GOP leader Rosen says activities of group ‘designed to disrupt our work’

AUGUSTA, Maine — The House and Senate chairmen of the Legislature’s Appropriations Committee usually avoid commenting publicly on the many outside opinions of Gov. Paul LePage’s proposed Department of Health and Human Services supplemental budget.Sen. Richard Rosen, R-Bucksport, broke that silence briefly on Thursday during an Appropriations Committee meeting.

Rosen did not name names, but he cited one “message outside this room” that he felt deliberately targeted a member of the Appropriations Committee.

“That is unacceptable and that is something I think is clearly designed to disrupt our work and pull us apart,” Rosen said during Thursday’s meeting.

Although Rosen did not offers specifics, Rep. John Martin, D-Eagle Lake, was targeted this week by the nonprofit group Maine People Before Politics. Other members of the Appropriations Committee said privately that Rosen was talking about the group, which is closely aligned with LePage’s office.

In an online post and an e-mail blast, Maine People Before Politics charged that Martin, a vocal Democrat on the Appropriations Committee and a longtime polarizing figure in Maine politics, is “leading this fight against reform” and “obstructing progress.” It went on to further criticize Martin.
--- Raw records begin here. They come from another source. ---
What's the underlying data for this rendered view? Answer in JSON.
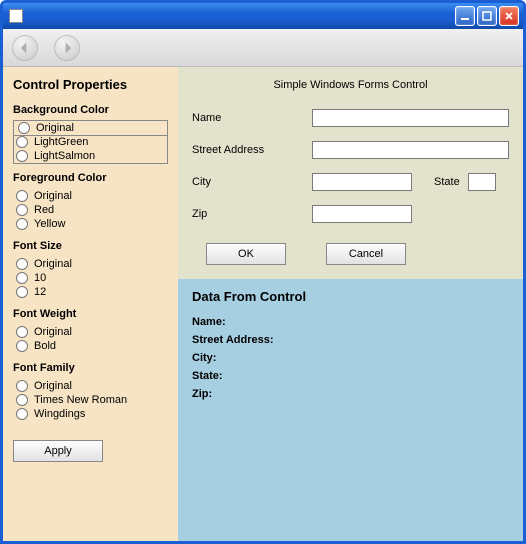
{
  "window": {
    "title": ""
  },
  "sidebar": {
    "heading": "Control Properties",
    "groups": {
      "background": {
        "title": "Background Color",
        "options": [
          "Original",
          "LightGreen",
          "LightSalmon"
        ],
        "selected": null
      },
      "foreground": {
        "title": "Foreground Color",
        "options": [
          "Original",
          "Red",
          "Yellow"
        ],
        "selected": null
      },
      "fontsize": {
        "title": "Font Size",
        "options": [
          "Original",
          "10",
          "12"
        ],
        "selected": null
      },
      "fontweight": {
        "title": "Font Weight",
        "options": [
          "Original",
          "Bold"
        ],
        "selected": null
      },
      "fontfamily": {
        "title": "Font Family",
        "options": [
          "Original",
          "Times New Roman",
          "Wingdings"
        ],
        "selected": null
      }
    },
    "apply_label": "Apply"
  },
  "form": {
    "title": "Simple Windows Forms Control",
    "fields": {
      "name": {
        "label": "Name",
        "value": ""
      },
      "street": {
        "label": "Street Address",
        "value": ""
      },
      "city": {
        "label": "City",
        "value": ""
      },
      "state": {
        "label": "State",
        "value": ""
      },
      "zip": {
        "label": "Zip",
        "value": ""
      }
    },
    "ok_label": "OK",
    "cancel_label": "Cancel"
  },
  "data_output": {
    "heading": "Data From Control",
    "lines": {
      "name": "Name:",
      "street": "Street Address:",
      "city": "City:",
      "state": "State:",
      "zip": "Zip:"
    }
  }
}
Maine People Before Politics is run by Jason Savage, who worked on LePage’s gubernatorial campaign and also worked for LePage at Marden’s,  and Brent Littlefield, who ran LePage’s campaign and now serves as LePage’s senior political adviser.

The group was formed with leftover money from LePage’s transition team effort and has been using that money to tout the governor’s initiatives and criticize opponents.

The Appropriations Committee has been moving methodically on the governor’s proposed supplemental budget, which calls for $220 million in cuts to MaineCare over the next year and a half.

LePage recently has expressed disappointment over what he characterized as a lack of urgency by the Legislature’s budget committee, and has called out Democrats, saying they fail to take the DHHS shortfall seriously.

On Friday, LePage met with House and Senate leaders from both parties and softened his stance a bit afterward.

“I believe Democratic leadership understands the severity of the financial situation we’re in and I’m cautiously optimistic that they are committed to working towards a resolution by February 1,” he said in a statement. “We had a positive conversation this morning about the dangers of delay and I think we’re moving in the right direction.

“However, in order to solve this budget crisis we cannot use gimmicks to fill the hole. There will be difficult decisions made, and if we are to bring our welfare system to a manageable level that Maine can afford we must make the necessary structural changes.”